6. D'une part, les obligations de se présenter périodiquement aux services de police ou aux unités de gendarmerie, susceptibles d'être imparties par l'autorité administrative en vertu de l'article L. 733-1 précité, doivent être adaptées, nécessaires et proportionnées aux finalités qu'elles poursuivent et ne sauraient, sous le contrôle du juge administratif, porter une atteinte disproportionnée à la liberté d'aller et venir. D'autre part, si une décision d'assignation à résidence doit comporter les modalités de contrôle permettant de s'assurer du respect de cette obligation et notamment préciser le service auquel l'étranger doit se présenter et la fréquence de ces présentations, ces modalités de contrôle sont divisibles de la mesure d'assignation elle-même.

7. L'arrêté du 25 octobre 2022 qui a renouvelé l'assignation à résidence de Mme B, contraint celle-ci à se présenter accompagnée de son enfant mineur les mardis et jeudis, hors jours fériés, à 9 heures, au commissariat de police de Mont-Saint-Martin. Ni les dispositions précitées, ni aucune disposition législative ou règlementaire ne font obstacle à ce que, pour assurer l'exécution de la décision de transfert, un ressortissant étranger assigné à résidence soit soumis à une obligation de pointage en présence de son enfant mineur. Toutefois, il appartient dans ce cas à l'autorité préfectorale de justifier que l'obligation de pointage, telle qu'elle a été arrêtée, est nécessaire et adaptée à l'objectif poursuivi. En l'espèce, la préfète du Bas-Rhin ne démontre pas que cette mesure de pointage en présence de l'enfant de Mme B était nécessaire et adaptée à l'objectif poursuivi par la mesure d'assignation à résidence qui était de s'assurer que Mme B et son enfant n'avaient pas quitté le périmètre où Mme B était assignée.

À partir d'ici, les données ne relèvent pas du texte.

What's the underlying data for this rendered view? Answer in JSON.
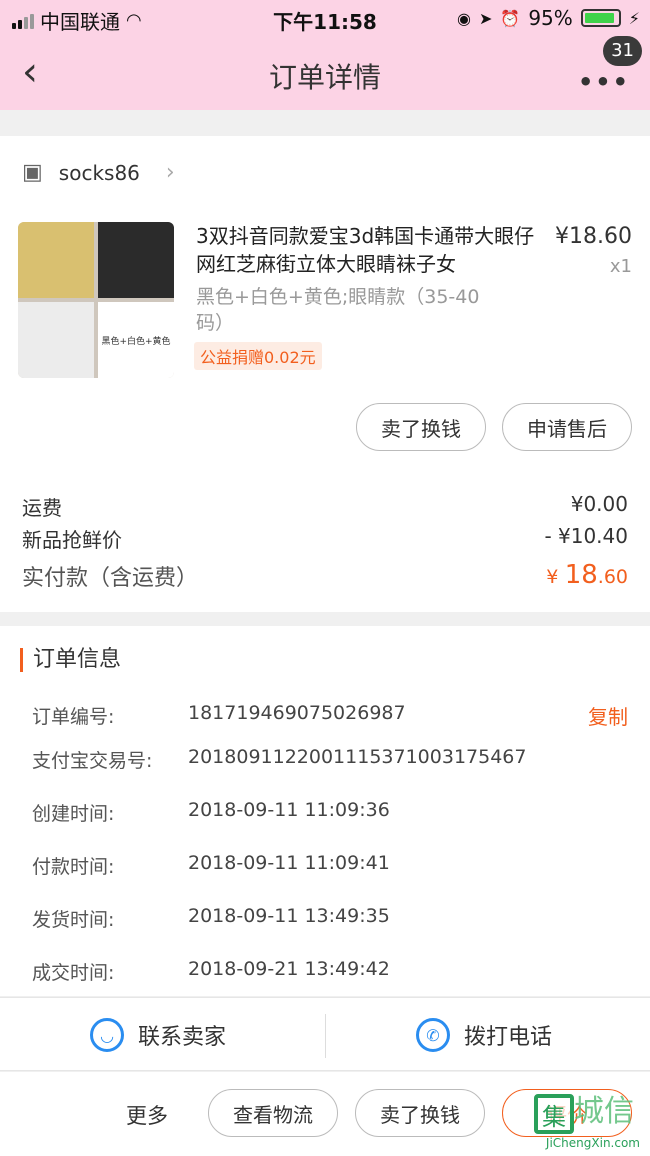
{
  "status_bar": {
    "carrier": "中国联通",
    "time": "下午11:58",
    "battery": "95%"
  },
  "nav": {
    "title": "订单详情",
    "badge": "31"
  },
  "shop": {
    "name": "socks86"
  },
  "product": {
    "title": "3双抖音同款爱宝3d韩国卡通带大眼仔网红芝麻街立体大眼睛袜子女",
    "price": "¥18.60",
    "qty": "x1",
    "spec": "黑色+白色+黄色;眼睛款（35-40码）",
    "thumb_caption": "黑色+白色+黄色",
    "donation_tag": "公益捐赠0.02元"
  },
  "actions": {
    "sell_swap": "卖了换钱",
    "after_sale": "申请售后"
  },
  "fees": {
    "shipping_label": "运费",
    "shipping_value": "¥0.00",
    "discount_label": "新品抢鲜价",
    "discount_value": "- ¥10.40",
    "paid_label": "实付款（含运费）",
    "paid_currency": "¥",
    "paid_int": "18",
    "paid_dec": ".60"
  },
  "order_info": {
    "title": "订单信息",
    "copy": "复制",
    "rows": [
      {
        "label": "订单编号:",
        "value": "181719469075026987"
      },
      {
        "label": "支付宝交易号:",
        "value": "2018091122001115371003175467"
      },
      {
        "label": "创建时间:",
        "value": "2018-09-11 11:09:36"
      },
      {
        "label": "付款时间:",
        "value": "2018-09-11 11:09:41"
      },
      {
        "label": "发货时间:",
        "value": "2018-09-11 13:49:35"
      },
      {
        "label": "成交时间:",
        "value": "2018-09-21 13:49:42"
      }
    ]
  },
  "contact": {
    "seller": "联系卖家",
    "phone": "拨打电话"
  },
  "bottom": {
    "more": "更多",
    "logistics": "查看物流",
    "sell_swap": "卖了换钱",
    "review": "评价"
  },
  "watermark": {
    "site": "JiChengXin.com",
    "char": "集",
    "name": "城信"
  },
  "colors": {
    "header_bg": "#fcd3e5",
    "accent": "#f25f1e",
    "icon_blue": "#2a8df0"
  }
}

8. Il résulte de tout ce qui précède que Mme B est fondée à demander l'annulation de l'arrêté de la préfète du Bas-Rhin du 25 octobre 2022 l'assignant à résidence en tant qu'il l'oblige à se présenter avec son enfant mineur au commissariat de police de Mont-Saint-Martin.

Sur les frais liés à l'instance :

9. Il résulte de ce qui précède que l'Etat ne peut être regardé comme la partie perdante, pour l'essentiel, dans la présente instance. Les dispositions de l'article L. 761-1 du code de justice administrative et de l'article 37 de la loi du 10 juillet 1991 font dès lors obstacle à ce que la somme demandée par Mme B au titre des frais exposés non compris dans les dépens soit mise à la charge de l'Etat.

D E C I D E:

Article 1er : Mme A B est admise au bénéfice de l'aide juridictionnelle provisoire.

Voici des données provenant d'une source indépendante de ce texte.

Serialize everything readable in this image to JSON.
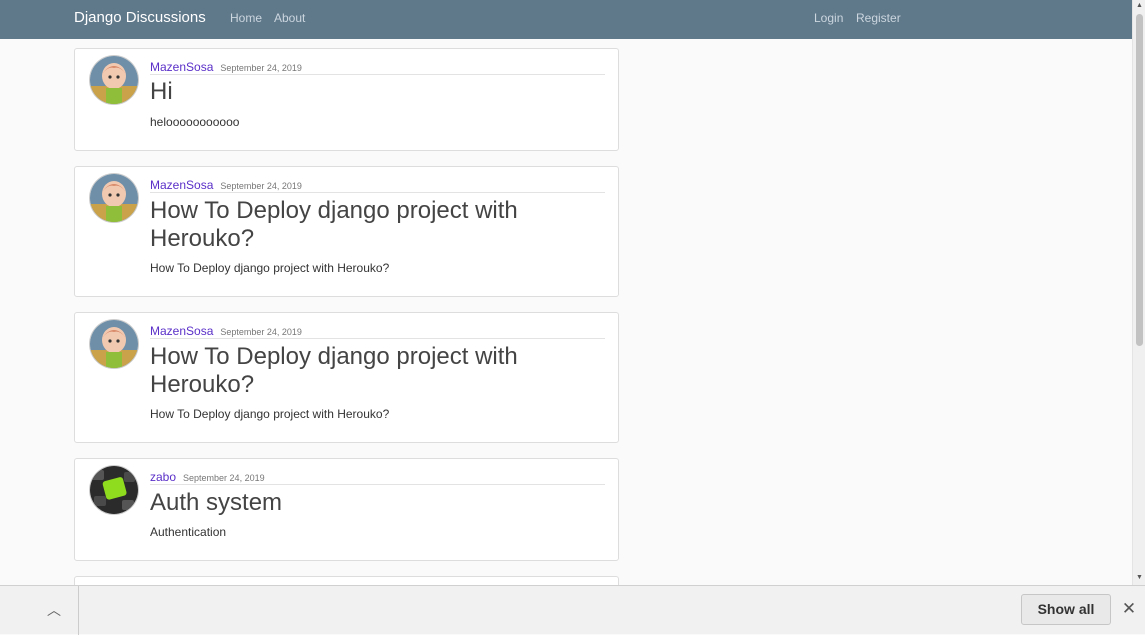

Article 2 : L'arrêté du 25 octobre 2022 par lequel la préfète du Bas-Rhin a assigné Mme A B à résidence est annulé en tant qu'il l'oblige à se présenter avec son enfant mineur au commissariat de police de Mont-Saint-Martin.

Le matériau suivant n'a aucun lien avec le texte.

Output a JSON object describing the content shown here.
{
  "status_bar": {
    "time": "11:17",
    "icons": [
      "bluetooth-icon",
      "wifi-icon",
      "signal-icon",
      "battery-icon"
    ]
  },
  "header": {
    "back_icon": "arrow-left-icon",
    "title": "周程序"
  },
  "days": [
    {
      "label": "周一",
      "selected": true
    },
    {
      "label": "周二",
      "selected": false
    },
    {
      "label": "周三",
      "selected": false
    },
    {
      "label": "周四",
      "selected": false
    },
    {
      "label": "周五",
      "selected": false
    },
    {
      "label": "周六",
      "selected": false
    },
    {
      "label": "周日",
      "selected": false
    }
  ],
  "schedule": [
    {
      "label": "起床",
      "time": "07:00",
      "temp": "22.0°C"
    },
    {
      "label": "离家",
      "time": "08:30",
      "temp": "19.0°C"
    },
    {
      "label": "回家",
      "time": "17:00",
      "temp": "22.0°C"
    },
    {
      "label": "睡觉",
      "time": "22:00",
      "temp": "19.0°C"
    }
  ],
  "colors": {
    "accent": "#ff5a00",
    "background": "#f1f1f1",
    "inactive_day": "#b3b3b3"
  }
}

Article 3 : Le surplus des conclusions est rejeté.

Article 4 : Le présent jugement sera notifié à Mme A B et à la préfète du Bas-Rhin.

Rendu public par mise à disposition au greffe le 15 novembre 2022.

Le magistrat désigné

D. Marti

Le greffier,

L. Thomas

La République mande et ordonne à la préfète du Bas-Rhin en ce qui la concerne ou à tous commissaires de justice à ce requis en ce qui concerne les voies de droit commun contre les parties privées, de pourvoir à l'exécution du présent jugement.